Most of those rulings are being appealed and have not yet taken effect.

Earlier this month, a lawsuit filed in Wyoming challenged that state's gay marriage ban and refusal to recognize such marriages from other states, according to the Casper Star-Tribune.

State marriage licenses give couples access to a variety of special benefits, according to GLAAD, a gay and lesbian advocacy center. The organization says these rights include automatic inheritance, child custody and hospital visitation rights, medical decision-making powers, access to family insurance policies, standing to sue for a spouse's wrongful death, and immunity from having to testify against one's spouse.

A Pew Research Center poll released this week stated that over 60 percent of Republicans under the age of 30 support gay marriage, while 30 percent of Republicans between 50 and 64 would like to see gays and lesbians have the right to marry. About 77 percent of Democrats under 30 favor gay marriage; two-thirds of Democrats between 50 and 64 favor it.

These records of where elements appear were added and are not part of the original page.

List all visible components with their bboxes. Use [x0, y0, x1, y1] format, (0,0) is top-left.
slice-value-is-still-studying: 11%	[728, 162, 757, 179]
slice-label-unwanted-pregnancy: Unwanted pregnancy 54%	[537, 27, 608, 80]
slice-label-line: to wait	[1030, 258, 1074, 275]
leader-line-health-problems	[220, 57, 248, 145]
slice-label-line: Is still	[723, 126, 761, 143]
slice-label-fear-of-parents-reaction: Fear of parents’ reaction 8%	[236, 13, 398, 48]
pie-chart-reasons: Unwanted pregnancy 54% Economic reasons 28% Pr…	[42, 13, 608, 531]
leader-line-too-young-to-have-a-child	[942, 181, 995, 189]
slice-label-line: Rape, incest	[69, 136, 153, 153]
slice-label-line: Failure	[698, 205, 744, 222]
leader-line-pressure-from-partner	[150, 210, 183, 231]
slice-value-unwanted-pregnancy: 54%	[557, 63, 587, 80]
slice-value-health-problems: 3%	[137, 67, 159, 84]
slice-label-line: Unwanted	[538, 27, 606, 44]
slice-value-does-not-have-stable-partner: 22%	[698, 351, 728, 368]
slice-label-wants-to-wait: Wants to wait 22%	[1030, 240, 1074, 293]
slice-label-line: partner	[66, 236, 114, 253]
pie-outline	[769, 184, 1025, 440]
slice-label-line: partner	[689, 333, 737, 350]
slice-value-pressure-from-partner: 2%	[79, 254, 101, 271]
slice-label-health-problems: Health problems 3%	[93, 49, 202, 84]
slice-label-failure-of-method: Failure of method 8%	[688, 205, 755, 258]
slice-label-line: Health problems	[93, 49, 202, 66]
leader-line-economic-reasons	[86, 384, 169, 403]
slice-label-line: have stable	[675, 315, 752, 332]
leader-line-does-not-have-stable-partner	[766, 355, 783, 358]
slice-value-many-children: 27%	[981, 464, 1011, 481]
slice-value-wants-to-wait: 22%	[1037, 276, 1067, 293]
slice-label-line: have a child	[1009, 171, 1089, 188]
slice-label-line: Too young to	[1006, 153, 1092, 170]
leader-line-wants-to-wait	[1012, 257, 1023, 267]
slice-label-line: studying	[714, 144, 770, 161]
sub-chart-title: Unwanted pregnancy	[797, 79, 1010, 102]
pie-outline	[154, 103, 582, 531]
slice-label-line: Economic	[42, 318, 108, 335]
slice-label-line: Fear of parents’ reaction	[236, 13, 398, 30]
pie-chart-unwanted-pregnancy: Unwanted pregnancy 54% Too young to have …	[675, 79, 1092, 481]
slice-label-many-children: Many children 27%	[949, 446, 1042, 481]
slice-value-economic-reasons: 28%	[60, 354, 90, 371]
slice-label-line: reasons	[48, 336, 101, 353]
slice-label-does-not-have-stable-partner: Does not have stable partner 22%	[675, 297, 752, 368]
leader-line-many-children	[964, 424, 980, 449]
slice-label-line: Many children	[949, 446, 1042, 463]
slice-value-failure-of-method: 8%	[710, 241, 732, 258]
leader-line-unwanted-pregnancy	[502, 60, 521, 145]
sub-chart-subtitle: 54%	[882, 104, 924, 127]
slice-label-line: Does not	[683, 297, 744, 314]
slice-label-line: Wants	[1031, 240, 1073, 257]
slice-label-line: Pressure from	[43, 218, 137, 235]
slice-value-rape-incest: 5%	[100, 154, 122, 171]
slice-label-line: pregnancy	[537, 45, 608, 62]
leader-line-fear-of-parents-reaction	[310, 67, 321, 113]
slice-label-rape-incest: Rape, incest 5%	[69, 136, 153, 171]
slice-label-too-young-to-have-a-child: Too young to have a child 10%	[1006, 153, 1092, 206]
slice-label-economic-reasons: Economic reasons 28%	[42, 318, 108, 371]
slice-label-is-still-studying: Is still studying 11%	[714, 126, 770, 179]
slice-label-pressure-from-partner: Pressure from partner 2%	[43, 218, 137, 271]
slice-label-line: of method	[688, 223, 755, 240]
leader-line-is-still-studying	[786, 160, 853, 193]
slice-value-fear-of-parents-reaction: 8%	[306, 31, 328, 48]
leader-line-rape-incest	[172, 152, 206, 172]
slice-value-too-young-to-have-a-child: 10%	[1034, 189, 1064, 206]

Nationwide, about 54 percent of Americans favor gay marriage, according to Pew Research Center data.

In 2006, South Dakota voters approved banning gay marriage 52 percent to 48 percent. Pennington County voters approved it by an even slimmer margin, 51 percent to 49 percent.

The South Dakota Legislature earlier this year considered a bill that would have legally protected business owners who refused to serve gays, lesbians, bisexuals and transgenders.

The bill, sponsored by Sen. Phil Jensen, R-Rapid City, died in committee. Before doing so, it prompted about 200 people to rally in downtown Rapid City for equal rights.